I was wondering what the best way to solve this would be. I was using the cauchy integral residue formula which revolved around taking 2 derivatives since the poles are at +/- i and are of order 3. Quickly realized that taking double derivatives are pretty cumbersome. Is there a better way to solve it?

0<a=1

$\int_{-\infty}^\infty \frac{(z^{a-1})}{(z^2+1)^3}dz$

$I=\int_{C}\frac{(z^{a-1})}{(z^2+1)^3}dz$

Cauchy integral residue integral formula

  • Welcome to math.SE. Please see here about relying on images for essential parts of your question. – joriki Mar 26 '23 at 06:50
  • There is but please note you cannot directly apply the contour integration if $a$ is not an integer since the integrand won’t be meromorphic – FShrike Mar 26 '23 at 07:35
  • @FShrike, forgot to include that 0<a<=1 which I assume that a doesn't have to be an integer – qwerty2277 Mar 26 '23 at 07:38

1 Answers1

0

First make the substitution $z= e^{2u}$ to cast the integrand into the form $\frac{ e^{\beta u} \ du}{ \cosh^3 u}$ where $\beta$ is real.

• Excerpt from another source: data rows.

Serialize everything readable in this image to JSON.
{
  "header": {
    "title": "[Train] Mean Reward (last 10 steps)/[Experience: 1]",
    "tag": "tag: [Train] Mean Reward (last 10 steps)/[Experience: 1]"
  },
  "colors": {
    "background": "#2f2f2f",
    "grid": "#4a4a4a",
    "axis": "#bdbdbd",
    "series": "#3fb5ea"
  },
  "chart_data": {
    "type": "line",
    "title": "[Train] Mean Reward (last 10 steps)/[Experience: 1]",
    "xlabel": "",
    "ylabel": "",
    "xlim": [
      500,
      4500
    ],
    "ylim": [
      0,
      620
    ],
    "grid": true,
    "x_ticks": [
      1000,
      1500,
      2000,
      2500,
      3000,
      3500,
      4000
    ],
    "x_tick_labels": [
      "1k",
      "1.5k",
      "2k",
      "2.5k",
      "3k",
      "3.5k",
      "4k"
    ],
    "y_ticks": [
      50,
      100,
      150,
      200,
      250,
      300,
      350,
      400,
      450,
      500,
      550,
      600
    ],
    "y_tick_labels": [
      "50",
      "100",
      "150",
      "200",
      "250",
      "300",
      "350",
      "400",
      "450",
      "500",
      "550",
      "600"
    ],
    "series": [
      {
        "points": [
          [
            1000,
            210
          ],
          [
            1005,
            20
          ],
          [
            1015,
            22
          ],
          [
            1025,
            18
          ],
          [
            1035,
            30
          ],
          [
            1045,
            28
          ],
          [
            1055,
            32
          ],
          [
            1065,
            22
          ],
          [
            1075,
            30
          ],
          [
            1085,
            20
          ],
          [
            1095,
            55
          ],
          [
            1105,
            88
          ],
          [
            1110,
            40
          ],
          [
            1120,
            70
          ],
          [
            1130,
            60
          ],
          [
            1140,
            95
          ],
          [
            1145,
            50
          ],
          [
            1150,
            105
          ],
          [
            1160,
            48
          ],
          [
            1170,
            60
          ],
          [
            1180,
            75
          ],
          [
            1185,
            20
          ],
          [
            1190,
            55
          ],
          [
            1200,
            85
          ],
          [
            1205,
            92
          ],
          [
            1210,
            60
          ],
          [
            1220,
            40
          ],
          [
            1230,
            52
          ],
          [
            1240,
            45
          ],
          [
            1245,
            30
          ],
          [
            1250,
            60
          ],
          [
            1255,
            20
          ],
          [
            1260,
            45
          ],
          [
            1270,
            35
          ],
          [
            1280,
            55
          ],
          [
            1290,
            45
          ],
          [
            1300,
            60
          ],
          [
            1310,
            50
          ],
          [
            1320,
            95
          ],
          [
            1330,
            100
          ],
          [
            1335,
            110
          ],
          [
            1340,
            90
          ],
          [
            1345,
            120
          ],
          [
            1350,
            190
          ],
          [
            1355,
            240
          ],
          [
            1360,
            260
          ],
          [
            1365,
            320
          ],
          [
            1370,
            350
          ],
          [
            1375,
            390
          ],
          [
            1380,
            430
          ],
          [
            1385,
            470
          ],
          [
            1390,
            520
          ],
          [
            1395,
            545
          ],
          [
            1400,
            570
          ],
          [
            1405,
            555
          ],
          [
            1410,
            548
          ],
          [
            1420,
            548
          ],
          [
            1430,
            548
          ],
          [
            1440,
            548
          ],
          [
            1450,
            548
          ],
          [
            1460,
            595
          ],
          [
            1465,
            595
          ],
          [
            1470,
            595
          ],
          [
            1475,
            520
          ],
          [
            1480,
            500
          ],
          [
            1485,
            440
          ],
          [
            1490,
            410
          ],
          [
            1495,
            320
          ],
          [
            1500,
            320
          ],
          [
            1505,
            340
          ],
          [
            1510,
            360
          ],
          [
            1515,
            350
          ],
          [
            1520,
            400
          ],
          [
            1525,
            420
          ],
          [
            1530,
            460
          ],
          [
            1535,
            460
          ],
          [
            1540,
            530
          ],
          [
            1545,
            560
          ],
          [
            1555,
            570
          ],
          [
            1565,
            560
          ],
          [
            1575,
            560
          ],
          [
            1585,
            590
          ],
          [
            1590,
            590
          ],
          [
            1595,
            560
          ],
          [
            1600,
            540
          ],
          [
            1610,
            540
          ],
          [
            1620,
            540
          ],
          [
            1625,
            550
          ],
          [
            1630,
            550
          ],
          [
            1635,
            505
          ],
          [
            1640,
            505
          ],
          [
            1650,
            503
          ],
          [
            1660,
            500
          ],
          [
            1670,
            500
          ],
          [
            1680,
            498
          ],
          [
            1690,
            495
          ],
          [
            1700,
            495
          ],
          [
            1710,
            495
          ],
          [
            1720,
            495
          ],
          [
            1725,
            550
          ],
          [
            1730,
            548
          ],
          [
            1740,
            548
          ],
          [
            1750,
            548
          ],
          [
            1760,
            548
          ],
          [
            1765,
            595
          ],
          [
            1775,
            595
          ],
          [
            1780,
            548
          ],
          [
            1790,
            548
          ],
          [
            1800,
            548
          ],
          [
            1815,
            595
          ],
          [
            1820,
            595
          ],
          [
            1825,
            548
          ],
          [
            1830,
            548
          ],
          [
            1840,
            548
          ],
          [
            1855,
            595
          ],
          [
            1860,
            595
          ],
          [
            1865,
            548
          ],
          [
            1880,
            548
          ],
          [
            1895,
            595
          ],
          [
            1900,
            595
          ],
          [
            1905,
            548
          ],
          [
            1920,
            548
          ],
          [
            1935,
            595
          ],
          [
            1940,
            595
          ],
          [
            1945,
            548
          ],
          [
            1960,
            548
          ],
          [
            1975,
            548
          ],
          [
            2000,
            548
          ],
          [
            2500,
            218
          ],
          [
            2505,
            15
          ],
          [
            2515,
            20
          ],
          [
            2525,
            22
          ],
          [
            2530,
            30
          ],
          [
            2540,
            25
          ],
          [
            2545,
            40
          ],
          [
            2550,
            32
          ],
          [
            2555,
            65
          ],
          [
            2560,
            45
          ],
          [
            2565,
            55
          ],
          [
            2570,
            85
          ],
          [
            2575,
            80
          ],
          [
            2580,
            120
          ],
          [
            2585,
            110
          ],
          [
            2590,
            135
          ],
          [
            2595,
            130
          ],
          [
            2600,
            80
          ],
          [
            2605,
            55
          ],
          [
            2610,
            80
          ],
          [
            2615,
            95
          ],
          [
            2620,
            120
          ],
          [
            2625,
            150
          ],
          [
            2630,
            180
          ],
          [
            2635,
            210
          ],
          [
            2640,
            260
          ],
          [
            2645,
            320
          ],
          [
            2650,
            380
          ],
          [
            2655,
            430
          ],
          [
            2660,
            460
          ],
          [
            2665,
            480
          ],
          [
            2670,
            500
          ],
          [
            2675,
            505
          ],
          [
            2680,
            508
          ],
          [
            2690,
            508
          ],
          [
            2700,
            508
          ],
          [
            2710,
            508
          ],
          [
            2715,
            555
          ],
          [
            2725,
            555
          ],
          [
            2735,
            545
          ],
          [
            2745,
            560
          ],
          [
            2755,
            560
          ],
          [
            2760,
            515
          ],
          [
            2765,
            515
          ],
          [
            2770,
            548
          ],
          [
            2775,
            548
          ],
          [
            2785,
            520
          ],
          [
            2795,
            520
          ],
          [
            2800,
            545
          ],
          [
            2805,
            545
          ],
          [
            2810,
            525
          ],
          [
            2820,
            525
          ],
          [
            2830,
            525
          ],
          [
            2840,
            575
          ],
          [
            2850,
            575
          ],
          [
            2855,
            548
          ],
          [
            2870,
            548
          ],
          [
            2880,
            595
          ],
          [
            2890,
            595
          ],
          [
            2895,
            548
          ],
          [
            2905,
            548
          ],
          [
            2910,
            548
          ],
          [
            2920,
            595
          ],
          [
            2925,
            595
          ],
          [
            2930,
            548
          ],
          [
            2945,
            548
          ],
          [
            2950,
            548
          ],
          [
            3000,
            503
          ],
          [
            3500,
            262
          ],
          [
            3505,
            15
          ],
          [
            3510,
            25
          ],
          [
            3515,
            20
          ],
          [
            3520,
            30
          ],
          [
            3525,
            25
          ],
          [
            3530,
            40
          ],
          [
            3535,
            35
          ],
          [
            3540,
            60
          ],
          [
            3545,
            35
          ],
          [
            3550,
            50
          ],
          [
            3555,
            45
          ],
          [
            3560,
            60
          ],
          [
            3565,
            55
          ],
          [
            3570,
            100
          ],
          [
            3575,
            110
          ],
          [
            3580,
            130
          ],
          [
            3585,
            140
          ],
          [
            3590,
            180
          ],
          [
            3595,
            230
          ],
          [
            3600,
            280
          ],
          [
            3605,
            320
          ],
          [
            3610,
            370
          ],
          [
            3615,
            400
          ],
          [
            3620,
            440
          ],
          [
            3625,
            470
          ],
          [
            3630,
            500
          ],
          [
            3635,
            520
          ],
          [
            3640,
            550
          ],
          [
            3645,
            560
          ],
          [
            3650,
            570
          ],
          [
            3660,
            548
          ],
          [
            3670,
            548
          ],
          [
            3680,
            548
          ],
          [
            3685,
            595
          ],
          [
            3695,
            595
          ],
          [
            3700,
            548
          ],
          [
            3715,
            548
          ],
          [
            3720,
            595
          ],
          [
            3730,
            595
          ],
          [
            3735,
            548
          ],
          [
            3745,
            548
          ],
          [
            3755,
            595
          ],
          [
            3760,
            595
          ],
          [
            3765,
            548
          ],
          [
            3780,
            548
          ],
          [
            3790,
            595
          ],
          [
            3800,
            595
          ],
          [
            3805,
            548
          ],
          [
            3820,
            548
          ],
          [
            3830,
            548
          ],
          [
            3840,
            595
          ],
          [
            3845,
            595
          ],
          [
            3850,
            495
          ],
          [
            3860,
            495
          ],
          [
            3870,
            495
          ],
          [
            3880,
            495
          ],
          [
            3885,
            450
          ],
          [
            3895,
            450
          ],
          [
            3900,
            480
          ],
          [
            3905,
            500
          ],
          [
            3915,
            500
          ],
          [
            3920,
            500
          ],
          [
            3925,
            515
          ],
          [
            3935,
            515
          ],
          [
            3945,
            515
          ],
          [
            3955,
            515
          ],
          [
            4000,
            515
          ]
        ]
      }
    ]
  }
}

Then note that in terms of the complex variable $w=u+iv$
$\cosh w = \cos (iw)$ is periodic with period $2\pi$ in $v$. This allows you to create a closed loop contour in the $w$ plane comprising two parallel horizontal lines. The loop encloses one singularity at $w= i\pi/2$. Thus you are reduced to computing a single residue, at that triple pole.

To find the residue at the triple pole you need to find a Laurent expansion. You can exploit the trig identity $\cos (\pi/2+ \zeta)= -\sin \zeta =- \zeta+ \ldots$ and cube this to determine the Laurent expansion of the integrand there.

Note that the two vertical segments in your contour are harmless if the denominator grows much faster than the numerator. This will be true for a restricted range of $\beta $ values.